"Nous voulons encoder le concept d’altruisme dans des messages interstellaires" [Douglas Vakoch]
Ce chercheur du SETI rêve de conversations "artistiques" avec les extraterrestres
Comment concevoir des messages interstellaires permettant de transmettre l’étendue des expériences humaines sous une forme intelligible pour des civilisations extraterrestres ? Les 23 et 24 mars dernier se tenait à Paris un séminaire pas comme les autres, organisé par le SETI, la célèbre organisation américaine de recherche sur une vie extraterrestre. Une vingtaine d’anthropologues, musiciens, théologiens et chercheurs venus de dix pays différents ont planché sur un problème inattendu : comment encoder le concept d’altruisme ? Douglas Vakoch, membre du Seti et organisateur de cette rencontre "extraterrestre", nous explique l’importance de cette question.
Pourquoi avoir choisi l’altruisme comme thème central de cette rencontre sur la façon d’élaborer des messages interstellaires ?
L’altruisme était un concept très utile pour guider notre réflexion : il nous montre les limites du savoir scientifique pour exprimer un concept. Nous pouvons expliquer quelques manifestations de l’altruisme grâce à la biologie, à travers par exemple le besoin de prendre soin de ses proches. On peut aussi décrire l’altruisme en utilisant les notions de base des mathématiques et de la science, comme les théories du jeu. Mais la science a ses limites et nous nous apercevons qu’il faut recourir à d’autres voies, comme l’art, pour exprimer l’une des plus hautes aspirations humaines : aider les autres, même au prix de son bien-être.
Qu’avez-vous découvert au cours de la réunion ?
En deux jours, nous n’avions évidemment pas l’espoir d’arriver à composer des messages. Mais chaque participant a pu exposer ses idées sur la façon de composer des messages intelligibles. Notre débat autour des limites de chaque discipline nous prépare au défi que devront relever les scientifiques si un jour nous détectons un signal provenant d’une civilisation extraterrestre. Voilà pourquoi, durant toute la réunion, les artistes, les scientifiques et les chercheurs ont à chaque fois confronté leurs propres visions de ce qui est universel et de ce qui ne l’est pas.
Quelle forme pourraient prendre ces messages, selon vous ?
Nous n’avons pas de certitudes, seulement des pistes. L’une des contributions les plus intéressantes a été celle du compositeur expérimental David Rosenboom, qui nous a proposé des créations musicales incomplètes, de manière à engager une interaction avec la civilisation extraterrestre dans la conception définitive du message. Une façon de faire participer l’autre à la composition, pour trouver la forme juste. Nous avons également discuté du format que pourraient prendre ces messages. Nous avons par exemple parlé d’algorithmes informatiques ou d’un jeu utilisant des animations en trois dimensions, que nous enverrions grâce aux techniques existantes : par ondes radio ou par de très puissantes impulsions laser.

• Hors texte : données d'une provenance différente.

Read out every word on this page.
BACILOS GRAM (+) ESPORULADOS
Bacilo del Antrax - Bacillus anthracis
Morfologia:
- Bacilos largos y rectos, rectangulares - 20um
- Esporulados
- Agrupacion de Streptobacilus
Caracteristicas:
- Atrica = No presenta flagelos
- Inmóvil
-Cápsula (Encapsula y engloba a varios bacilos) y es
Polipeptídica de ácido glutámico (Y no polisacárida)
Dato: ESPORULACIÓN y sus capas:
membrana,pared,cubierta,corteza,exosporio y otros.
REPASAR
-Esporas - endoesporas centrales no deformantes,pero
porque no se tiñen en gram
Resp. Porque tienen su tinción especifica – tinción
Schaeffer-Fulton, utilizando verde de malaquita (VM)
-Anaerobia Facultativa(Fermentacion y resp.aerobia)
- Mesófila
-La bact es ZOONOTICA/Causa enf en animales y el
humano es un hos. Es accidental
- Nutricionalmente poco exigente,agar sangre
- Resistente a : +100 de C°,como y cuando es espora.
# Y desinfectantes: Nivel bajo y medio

Comment financez-vous ce projet et votre fondation ?
Notre travail sur les messages interstellaires est rendu possible grâce à l’aide de la fondation philanthropique John Templeton. Le SETI est quant à lui financé à moitié par des donations privées. L’autre moitié de nos fonds pour la recherche et l’astrobiologie vient du gouvernement américain, au travers d’administrations comme la National Science Foundation.

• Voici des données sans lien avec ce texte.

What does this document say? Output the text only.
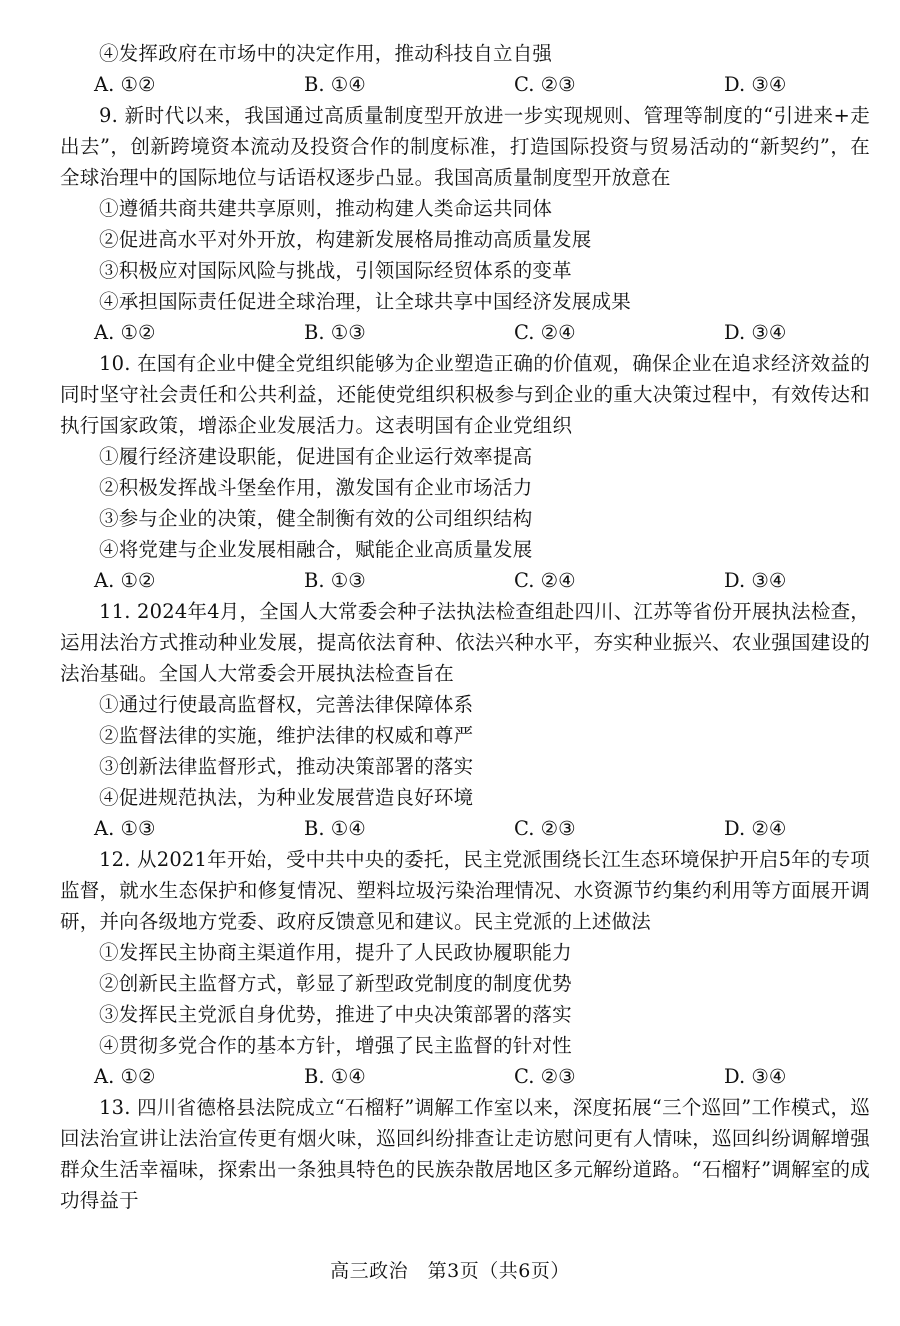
④发挥政府在市场中的决定作用，推动科技自立自强
A. ①②	B. ①④	C. ②③	D. ③④
9. 新时代以来，我国通过高质量制度型开放进一步实现规则、管理等制度的“引进来+走出去”，创新跨境资本流动及投资合作的制度标准，打造国际投资与贸易活动的“新契约”，在全球治理中的国际地位与话语权逐步凸显。我国高质量制度型开放意在
①遵循共商共建共享原则，推动构建人类命运共同体
②促进高水平对外开放，构建新发展格局推动高质量发展
③积极应对国际风险与挑战，引领国际经贸体系的变革
④承担国际责任促进全球治理，让全球共享中国经济发展成果
A. ①②	B. ①③	C. ②④	D. ③④
10. 在国有企业中健全党组织能够为企业塑造正确的价值观，确保企业在追求经济效益的同时坚守社会责任和公共利益，还能使党组织积极参与到企业的重大决策过程中，有效传达和执行国家政策，增添企业发展活力。这表明国有企业党组织
①履行经济建设职能，促进国有企业运行效率提高
②积极发挥战斗堡垒作用，激发国有企业市场活力
③参与企业的决策，健全制衡有效的公司组织结构
④将党建与企业发展相融合，赋能企业高质量发展
A. ①②	B. ①③	C. ②④	D. ③④
11. 2024年4月，全国人大常委会种子法执法检查组赴四川、江苏等省份开展执法检查，运用法治方式推动种业发展，提高依法育种、依法兴种水平，夯实种业振兴、农业强国建设的法治基础。全国人大常委会开展执法检查旨在
①通过行使最高监督权，完善法律保障体系
②监督法律的实施，维护法律的权威和尊严
③创新法律监督形式，推动决策部署的落实
④促进规范执法，为种业发展营造良好环境
A. ①③	B. ①④	C. ②③	D. ②④
12. 从2021年开始，受中共中央的委托，民主党派围绕长江生态环境保护开启5年的专项监督，就水生态保护和修复情况、塑料垃圾污染治理情况、水资源节约集约利用等方面展开调研，并向各级地方党委、政府反馈意见和建议。民主党派的上述做法
①发挥民主协商主渠道作用，提升了人民政协履职能力
②创新民主监督方式，彰显了新型政党制度的制度优势
③发挥民主党派自身优势，推进了中央决策部署的落实
④贯彻多党合作的基本方针，增强了民主监督的针对性
A. ①②	B. ①④	C. ②③	D. ③④
13. 四川省德格县法院成立“石榴籽”调解工作室以来，深度拓展“三个巡回”工作模式，巡回法治宣讲让法治宣传更有烟火味，巡回纠纷排查让走访慰问更有人情味，巡回纠纷调解增强群众生活幸福味，探索出一条独具特色的民族杂散居地区多元解纷道路。“石榴籽”调解室的成功得益于
高三政治　第3页（共6页）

Croyez-vous que des extraterrestres recevront un jour nos messages ?
Aujourd’hui, nous n’avons aucune preuve de l’existence d’une autre vie intelligente. Mais ces dernières années, les astronomes ont détecté plus de 100 planètes hors du système solaire. Dans les prochaines décennies, il pourrait y en avoir des centaines de milliers. Je suis donc plein d’espoir. Pour l’instant notre travail consiste à réfléchir au type de message que nous pourrions transmettre, mais sommes évidemment encore loin de l’élaboration d’un programme de transmission.